Thoughts On Randomizing
One night not long ago my subconscious kicked me awake with an apparently pressing problem regarding choosing a number from one to sixty-four, inclusive. I'm not sure why sixty-four was the number. Perhaps it had to do with picking any square a chess board or other eight-by-eight grids. Maybe that there are eight bits in a byte and my unconscious self needed to figure out how to pick just one bit in a set of eight bytes. My sleeping brain had apparently been reeling about with this problem for some time and decided it needed some conscious thought to confirm some doubts.
I'm sure smarter people than me have worked on this problem with much more finesse and even experimentation, but just to peek inside my head a little bit, here's what I recall waking up to and fighting my brain to stop working out so I could resume my sleeping.
Of course, my brain had surmised, the most accurate way is to have sixty-four objects and choose one at random. This works best if the objects are just as likely to be chosen as any other, like being equal in shape and size and weight, and probably marked with the numbers. Like the ping-pong balls of a lottery, stones or other chits in a bag, or even papers in a hat. Allowing for a significant shuffling or stirring, it should be the case that a fairly even distribution of numbers will result. Of course, in a small enough sample it could be that one number could be selected more frequently, but that's just chance.
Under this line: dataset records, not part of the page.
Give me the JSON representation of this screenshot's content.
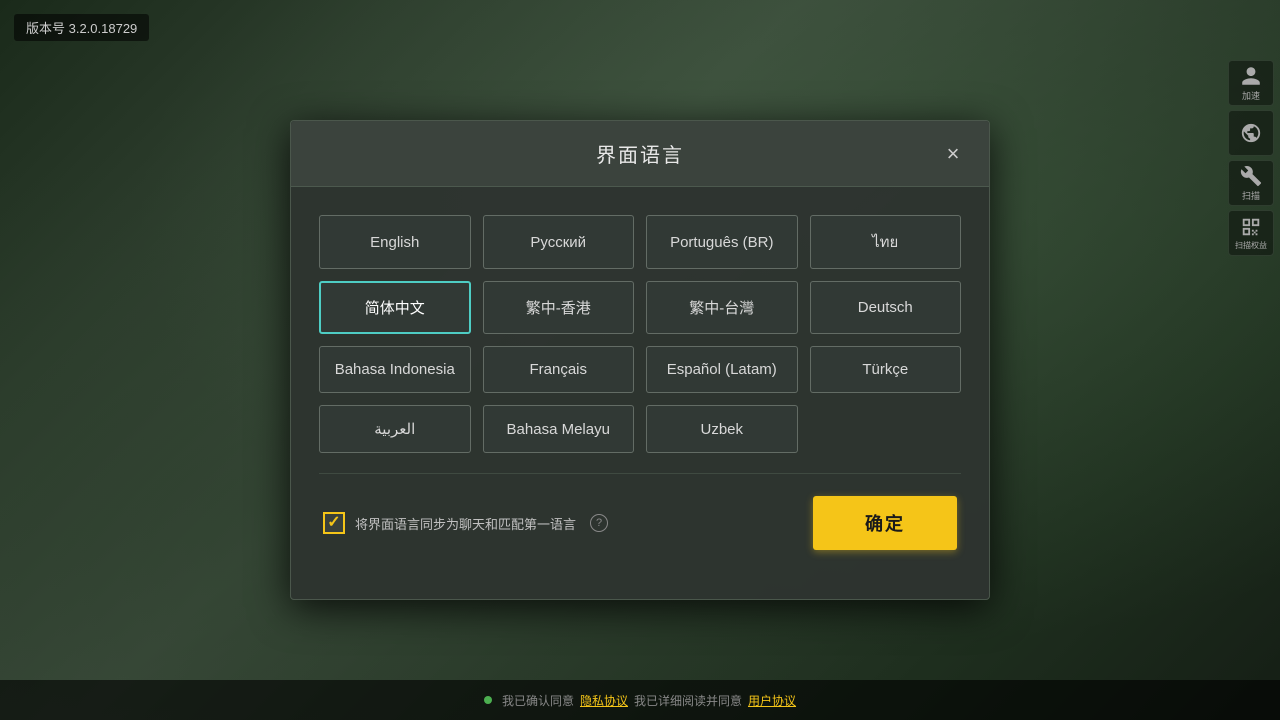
{
  "app": {
    "version": "版本号 3.2.0.18729"
  },
  "dialog": {
    "title": "界面语言",
    "close_label": "×",
    "languages": [
      {
        "id": "english",
        "label": "English",
        "selected": false
      },
      {
        "id": "russian",
        "label": "Русский",
        "selected": false
      },
      {
        "id": "portuguese_br",
        "label": "Português (BR)",
        "selected": false
      },
      {
        "id": "thai",
        "label": "ไทย",
        "selected": false
      },
      {
        "id": "simplified_chinese",
        "label": "简体中文",
        "selected": true
      },
      {
        "id": "traditional_hk",
        "label": "繁中-香港",
        "selected": false
      },
      {
        "id": "traditional_tw",
        "label": "繁中-台灣",
        "selected": false
      },
      {
        "id": "german",
        "label": "Deutsch",
        "selected": false
      },
      {
        "id": "indonesian",
        "label": "Bahasa Indonesia",
        "selected": false
      },
      {
        "id": "french",
        "label": "Français",
        "selected": false
      },
      {
        "id": "spanish_latam",
        "label": "Español (Latam)",
        "selected": false
      },
      {
        "id": "turkish",
        "label": "Türkçe",
        "selected": false
      },
      {
        "id": "arabic",
        "label": "العربية",
        "selected": false
      },
      {
        "id": "malay",
        "label": "Bahasa Melayu",
        "selected": false
      },
      {
        "id": "uzbek",
        "label": "Uzbek",
        "selected": false
      }
    ],
    "sync_checkbox": {
      "checked": true,
      "label": "将界面语言同步为聊天和匹配第一语言"
    },
    "confirm_label": "确定",
    "help_tooltip": "?"
  },
  "bottom_bar": {
    "privacy_prefix": "我已确认同意",
    "privacy_link": "隐私协议",
    "terms_prefix": "我已详细阅读并同意",
    "terms_link": "用户协议"
  },
  "sidebar": {
    "icons": [
      {
        "id": "user",
        "label": "加速"
      },
      {
        "id": "globe",
        "label": ""
      },
      {
        "id": "wrench",
        "label": "扫描"
      },
      {
        "id": "qrcode",
        "label": "扫描权益"
      }
    ]
  }
}
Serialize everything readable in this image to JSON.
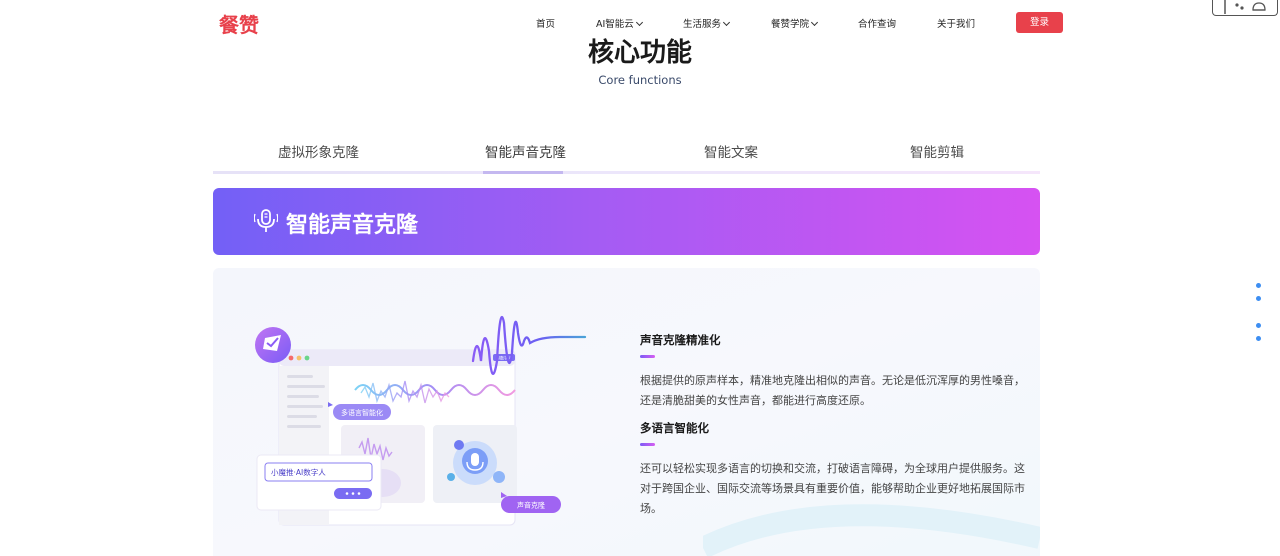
{
  "header": {
    "logo": "餐赞",
    "nav": [
      {
        "label": "首页",
        "has_dropdown": false
      },
      {
        "label": "AI智能云",
        "has_dropdown": true
      },
      {
        "label": "生活服务",
        "has_dropdown": true
      },
      {
        "label": "餐赞学院",
        "has_dropdown": true
      },
      {
        "label": "合作查询",
        "has_dropdown": false
      },
      {
        "label": "关于我们",
        "has_dropdown": false
      }
    ],
    "login_label": "登录"
  },
  "section": {
    "title": "核心功能",
    "subtitle": "Core functions"
  },
  "tabs": [
    {
      "label": "虚拟形象克隆",
      "active": false
    },
    {
      "label": "智能声音克隆",
      "active": true
    },
    {
      "label": "智能文案",
      "active": false
    },
    {
      "label": "智能剪辑",
      "active": false
    }
  ],
  "banner": {
    "title": "智能声音克隆",
    "icon": "microphone-icon"
  },
  "features": [
    {
      "title": "声音克隆精准化",
      "desc_lines": [
        "根据提供的原声样本，精准地克隆出相似的声音。无论是低沉浑厚的男性嗓音，",
        "还是清脆甜美的女性声音，都能进行高度还原。"
      ]
    },
    {
      "title": "多语言智能化",
      "desc_lines": [
        "还可以轻松实现多语言的切换和交流，打破语言障碍，为全球用户提供服务。这",
        "对于跨国企业、国际交流等场景具有重要价值，能够帮助企业更好地拓展国际市",
        "场。"
      ]
    }
  ],
  "illustration": {
    "tag_multilang": "多语言智能化",
    "tag_voice_clone": "声音克隆",
    "input_text": "小魔推·AI数字人",
    "window_badge": "AI数字人"
  },
  "colors": {
    "brand": "#e8414b",
    "banner_start": "#7360f6",
    "banner_end": "#d652f2",
    "side_dots": "#3d8ef2"
  }
}
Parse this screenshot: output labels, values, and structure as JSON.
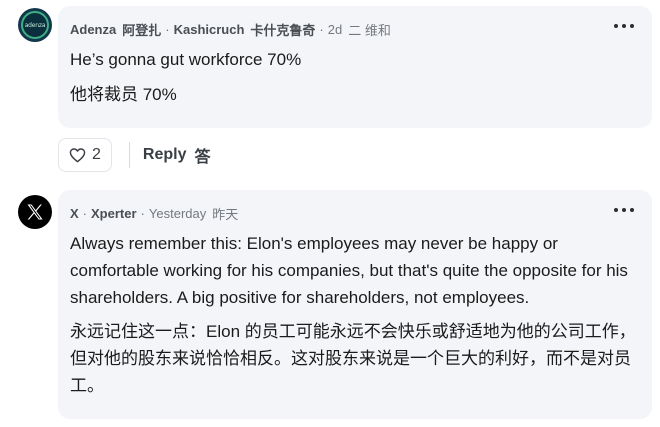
{
  "comments": [
    {
      "author": "Adenza",
      "author_zh": "阿登扎",
      "handle": "Kashicruch",
      "handle_zh": "卡什克鲁奇",
      "time": "2d",
      "time_zh": "二 维和",
      "avatar_text": "adenza",
      "lines": [
        "He’s gonna gut workforce 70%",
        "他将裁员 70%"
      ],
      "likes": "2",
      "reply_label": "Reply",
      "reply_label_zh": "答",
      "more_icon": "more-horizontal-icon",
      "like_icon": "heart-icon"
    },
    {
      "author": "X",
      "handle": "Xperter",
      "time": "Yesterday",
      "time_zh": "昨天",
      "avatar_text": "X",
      "lines": [
        "Always remember this: Elon's employees may never be happy or comfortable working for his companies, but that's quite the opposite for his shareholders.  A big positive for shareholders, not employees.",
        "永远记住这一点：Elon 的员工可能永远不会快乐或舒适地为他的公司工作，但对他的股东来说恰恰相反。这对股东来说是一个巨大的利好，而不是对员工。"
      ],
      "more_icon": "more-horizontal-icon"
    }
  ]
}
The “pick one” method has a downside as sets get larger. Sixty-four isn't that large, if the tiles being chosen are the size of Scrabble tiles or marbles, but if the tiles were the size of golf balls or baseballs there'd need to be lots of space to spread them out, as it'd be unrealistic to get a fair dig deep into a container. Also, if the tiles were small but there were more than hundreds of them, there'd be a similar problem “getting in there.”
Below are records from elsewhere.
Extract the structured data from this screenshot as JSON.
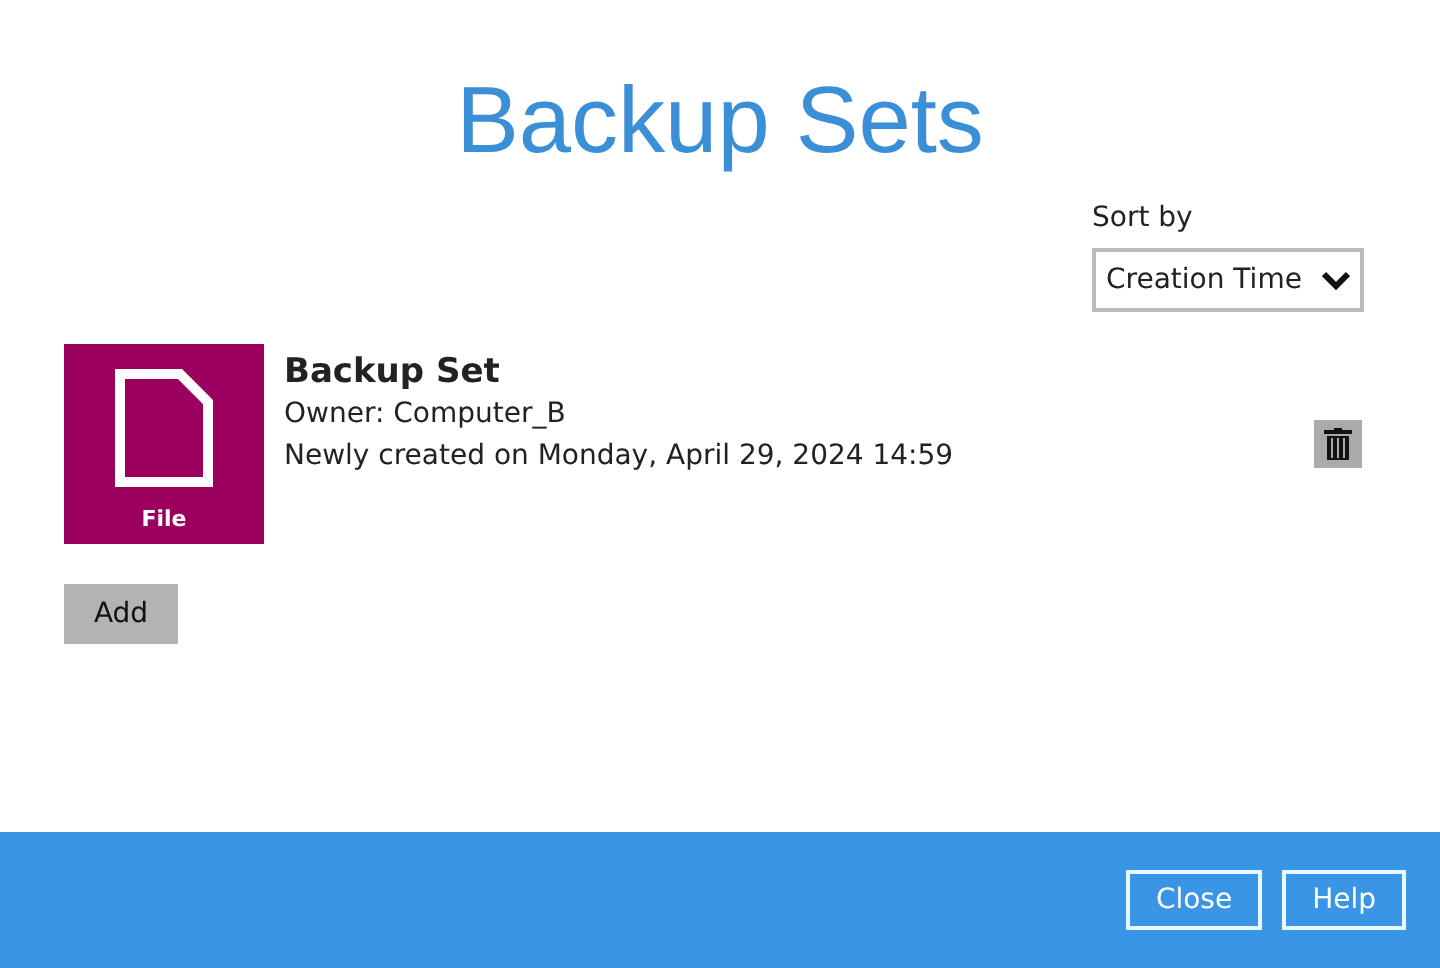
{
  "title": "Backup Sets",
  "sort": {
    "label": "Sort by",
    "value": "Creation Time"
  },
  "backup_sets": [
    {
      "type_label": "File",
      "name": "Backup Set",
      "owner": "Owner: Computer_B",
      "created": "Newly created on Monday, April 29, 2024 14:59"
    }
  ],
  "add_button": "Add",
  "footer_buttons": [
    "Close",
    "Help"
  ]
}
Thinking back to the chess board, my sleeping brain considered that it seems like a fair way to randomly choose a number. Put numbers on the squares in the grid and cast an object onto the grid until the object is clearly in just one square. The numbers could be rearranged periodically, or even at each iteration, adding to the randomness.
One problem is that it seems like there might be a skewing of the position where the object lands, as there might be a tendency for the object to bounce off the edges toward the middle; this results in giving the numbers in the middle a greater chance of being used. It could be argued either way that the edges are given fair or unfair advantage as hitting the edge could prematurely stop the object on the edge squares, or cause it to bounce further. Certainly the corners would be given either an unfair advantage as striking both edges might cause enough energy loss for the object to remain nearby, or an unfair disadvantage as the additional bouncing might compel the object away.
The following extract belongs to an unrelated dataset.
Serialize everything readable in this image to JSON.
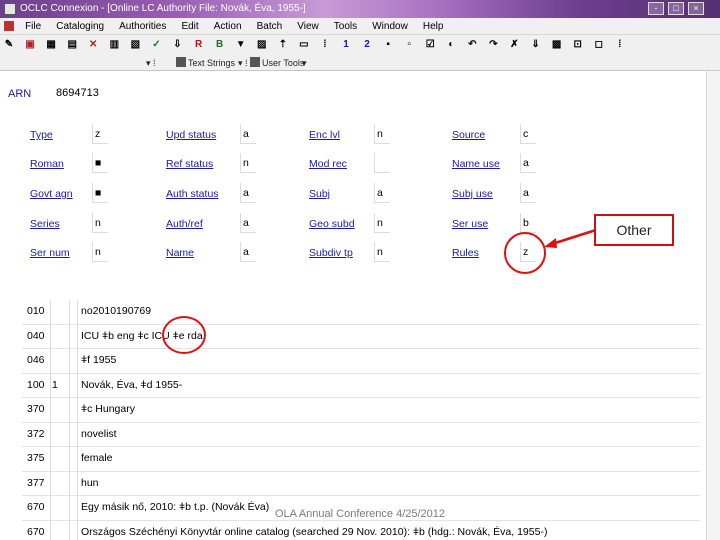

Another problem is that it seems like it'd be possible for a person to “aim” a shot toward a number. To combat this, it might be better to have the board spin while the throw is made. This introduces difficulty as it could skew the results by putting some centrifugal force on the object, tending the results away from the center.
Spinning a board leads the sleepy brain toward something more like a roulette wheel, where sixty-four evenly-sized slices are laid out, perhaps with pockets in the ends, and the wheel is spun and a ball is sent against the spin, perhaps with some obstacles to encourage chaotic bouncing. Eventually the ball will come to rest in one of the pockets. As long as enough spin is provided to the wheel, the speed of rotation varies between spins, the ball is released at different times and velocities, and obstacles provide enough chaos, there should be enough variation to curb any unfair tendencies toward particular spots on the wheel. As long as all of that happens, that is, otherwise it should be possible to time things and “aim” for a spot on the wheel, too.
The numbers on the wheel could be spread in order or rearranged periodically, so this doesn't seem like a terrible way to do it. Works for gambling, though. Of course, casino roulette wheels have been configured to give slight advantage to the house, mostly in terms of tilting the winnings awarded for each bet in the favor of the house, but at least the chance of landing on any given spot is fairly random.
A one-piece option would be a spinning wheel with a pointer indicating into which slice contains the selected number. Commonly called “prize wheels,” these take the ball and obstacles out of the solution and rely solely on the random starting positions and velocity of the spin. Of course, numbers could be rearranged to add to the randomness and help defeat “aiming” toward a particular slice.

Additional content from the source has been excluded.